Do not forget to admit the widely believed myth of Black male sexual superiority and its sub-conscious effect on white and Black hotel and guest house managers, administrators and the general public and most notably the white female tourists, and what we have in the Caribbean is a combination of forces, all working toward social and economic chaos, unless very drastic unpopular action is taken by some of the very same ex-colonialists who have also been conditioned by the old masters.

How do we start to halt the evolution? With massive psychological and psychiatric testing for our educators? How do we do this with North American or English oriented testing facilities which have the standard behaviour and social patterns of North Americans or English people as their "norms?" With massive revision of educational material and teaching methods? While our educators are teaching, where will they find time and money for the revision? At what age does the re-conditioning have most effect? And while the law enforcers are dealing with that section of the population which is resistant to adult education and re-conditioning, isn't their work being undermined by the steady influx of Wang-Yu and Black-liberation-from-North-American-English-repression movies and television?

Where do we begin when even the people who are purportedly our most intelligent, most educated, most erudite leaders are not aware of the psychological aspects of ever-growing tourism? For instance, I cite as an example, the setting up of a management and productivity organization in one of the newly independent countries where tourism is almost the number one industry and means of employment for many locals.
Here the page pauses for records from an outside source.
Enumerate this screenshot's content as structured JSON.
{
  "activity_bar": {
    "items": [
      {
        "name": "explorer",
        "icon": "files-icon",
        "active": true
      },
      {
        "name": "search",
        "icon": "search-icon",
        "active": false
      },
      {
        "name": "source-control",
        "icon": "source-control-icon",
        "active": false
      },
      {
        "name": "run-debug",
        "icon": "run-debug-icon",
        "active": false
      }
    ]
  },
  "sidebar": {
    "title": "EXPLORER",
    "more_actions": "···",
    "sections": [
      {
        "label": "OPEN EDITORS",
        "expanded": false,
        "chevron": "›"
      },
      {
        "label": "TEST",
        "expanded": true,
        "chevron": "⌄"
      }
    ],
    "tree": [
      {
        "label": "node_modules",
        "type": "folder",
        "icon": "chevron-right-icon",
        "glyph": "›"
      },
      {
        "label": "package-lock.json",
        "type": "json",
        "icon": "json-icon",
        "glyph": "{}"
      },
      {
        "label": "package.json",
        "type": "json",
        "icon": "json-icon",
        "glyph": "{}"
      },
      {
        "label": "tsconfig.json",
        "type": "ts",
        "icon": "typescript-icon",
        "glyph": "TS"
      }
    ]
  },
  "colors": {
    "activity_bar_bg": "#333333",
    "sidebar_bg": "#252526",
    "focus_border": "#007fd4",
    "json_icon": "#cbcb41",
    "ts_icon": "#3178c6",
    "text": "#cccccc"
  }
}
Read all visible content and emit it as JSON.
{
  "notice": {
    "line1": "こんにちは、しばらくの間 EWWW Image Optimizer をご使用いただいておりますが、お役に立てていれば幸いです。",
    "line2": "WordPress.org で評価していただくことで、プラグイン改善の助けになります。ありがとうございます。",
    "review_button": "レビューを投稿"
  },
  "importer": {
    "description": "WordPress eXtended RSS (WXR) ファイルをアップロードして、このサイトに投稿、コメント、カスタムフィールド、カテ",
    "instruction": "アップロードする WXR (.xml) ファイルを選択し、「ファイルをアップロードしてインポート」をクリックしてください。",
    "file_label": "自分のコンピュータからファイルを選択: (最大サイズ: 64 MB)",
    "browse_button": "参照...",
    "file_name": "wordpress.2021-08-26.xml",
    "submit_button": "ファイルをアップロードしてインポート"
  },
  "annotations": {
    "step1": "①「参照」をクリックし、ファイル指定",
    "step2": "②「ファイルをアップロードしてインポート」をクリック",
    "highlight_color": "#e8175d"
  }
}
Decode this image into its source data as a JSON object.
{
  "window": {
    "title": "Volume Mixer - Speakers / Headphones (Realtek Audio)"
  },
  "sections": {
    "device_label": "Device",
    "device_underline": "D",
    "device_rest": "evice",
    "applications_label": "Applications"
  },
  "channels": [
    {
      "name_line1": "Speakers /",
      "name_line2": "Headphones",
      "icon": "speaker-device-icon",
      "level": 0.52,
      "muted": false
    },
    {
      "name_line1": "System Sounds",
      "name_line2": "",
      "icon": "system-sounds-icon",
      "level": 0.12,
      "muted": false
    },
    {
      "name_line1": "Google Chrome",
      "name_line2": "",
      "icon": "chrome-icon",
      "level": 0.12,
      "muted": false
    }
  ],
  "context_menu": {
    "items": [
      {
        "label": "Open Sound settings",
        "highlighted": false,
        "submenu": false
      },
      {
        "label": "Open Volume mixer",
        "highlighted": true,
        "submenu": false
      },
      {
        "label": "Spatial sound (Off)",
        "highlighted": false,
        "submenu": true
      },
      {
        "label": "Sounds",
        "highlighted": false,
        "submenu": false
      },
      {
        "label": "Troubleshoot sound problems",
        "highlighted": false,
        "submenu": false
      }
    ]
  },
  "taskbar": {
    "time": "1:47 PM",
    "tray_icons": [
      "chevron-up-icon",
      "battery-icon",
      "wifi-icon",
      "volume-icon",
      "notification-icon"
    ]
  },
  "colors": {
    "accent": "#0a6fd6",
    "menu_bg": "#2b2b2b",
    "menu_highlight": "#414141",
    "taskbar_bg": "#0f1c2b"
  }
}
Their object is to train people who are already in top and middle management positions to be 'professional.' The first student graduate they chose to address the assembly at graduation was white. (in a predominantly Black nation)

One of the first market research studies of top and middle management people in that community dealt with persons by age, sex, national origin (local or overseas), length of tenure, position, duties and industries, but completely ignored the necessity for market research of Black/white top and middle management people.

Consequently, we in the Caribbean have yet to deal effectively with the tourist industy because we have not defined the psychological problems nor set up additional crash programs to deal with those problems. Until we do this, the very fabric of our Caribbean society continues to be eroded. We must wake up to those realities, although I have serious doubts as to whether it is already almost too late.

*These realtors have, in the last thirty years, made sure that white expatriate investors have acquired what purports to be inordinately huge portions of the most prime properties in many Caribbean countries of color. The new owners have set up insulting barriers to the local population - mostly 'of color' residents - social and physical barriers which are meant to separate 'de tourisses' from 'de people.' Before long, if this euralien invasion/encroachment is allowed to continue unabated, the BlackFolks' Caribbean will look like another Europe or (middle) North America...with its attendant roiling social upheavals ruining the heretofore rustic ways of life of 'the islands.' What a damn neo-colonial shame!